I am trying to detect if a value is repeated for two months in a row, but I am not able to find a way without iterating through all the rows. The problem with iterating is that it makes it impossibly slow.
My Table:
date country cur amount
0 2019-01-07 LTU EUR 150.00
1 2019-01-08 LTU EUR 50.00
2 2019-01-02 LTU EUR 561.60
3 2019-01-02 LTU EUR 990.14
4 2019-01-02 LTU EUR 700.00
5 2019-02-07 LTU EUR 150.00
What I am trying to achieve:
date country cur amount monthly
0 2019-01-07 LTU EUR 150.00 True
1 2019-01-08 LTU EUR 50.00 False
2 2019-01-02 LTU EUR 561.60 False
3 2019-01-02 LTU EUR 990.14 False
4 2019-01-02 LTU EUR 700.00 False
5 2019-02-07 LTU EUR 150.00 True
The value 150.00 in the EUR currency is repeated on the same day of the next month.
Thanks!
CodePudding user response:
You can try groupby
with transform
nunique
df['new'] = df.date.dt.strftime('%Y-%m').groupby(df['amount']).transform('nunique')>1
Out[512]:
0 True
1 False
2 False
3 False
4 False
5 True
Name: date, dtype: bool
CodePudding user response:
One option is to pull the month values, sort the columns, groupby, do a transform on the month column and get the boolean:
result = (df
.assign(month = df.date.dt.month)
.sort_values(['country', 'amount', 'month'])

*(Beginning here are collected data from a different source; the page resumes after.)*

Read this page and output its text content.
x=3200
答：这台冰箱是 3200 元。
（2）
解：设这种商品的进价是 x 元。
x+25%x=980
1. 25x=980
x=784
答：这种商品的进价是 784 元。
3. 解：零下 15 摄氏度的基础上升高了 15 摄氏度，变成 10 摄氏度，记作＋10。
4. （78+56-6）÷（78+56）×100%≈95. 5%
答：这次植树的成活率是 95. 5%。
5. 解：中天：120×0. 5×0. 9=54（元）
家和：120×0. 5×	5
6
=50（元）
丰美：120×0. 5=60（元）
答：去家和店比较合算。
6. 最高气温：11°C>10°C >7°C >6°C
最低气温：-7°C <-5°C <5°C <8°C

.groupby(['country', 'amount'])
.month
.transform(lambda x: x.iloc[-1] - x.iloc[0])
.eq(1)
)
df.assign(monthly = result)
date country cur amount monthly
0 2019-01-07 LTU EUR 150.00 True
1 2019-01-08 LTU EUR 50.00 False
2 2019-01-02 LTU EUR 561.60 False
3 2019-01-02 LTU EUR 990.14 False
4 2019-01-02 LTU EUR 700.00 False
5 2019-02-07 LTU EUR 150.00 True
This works with the assumption that there is only one entry per month.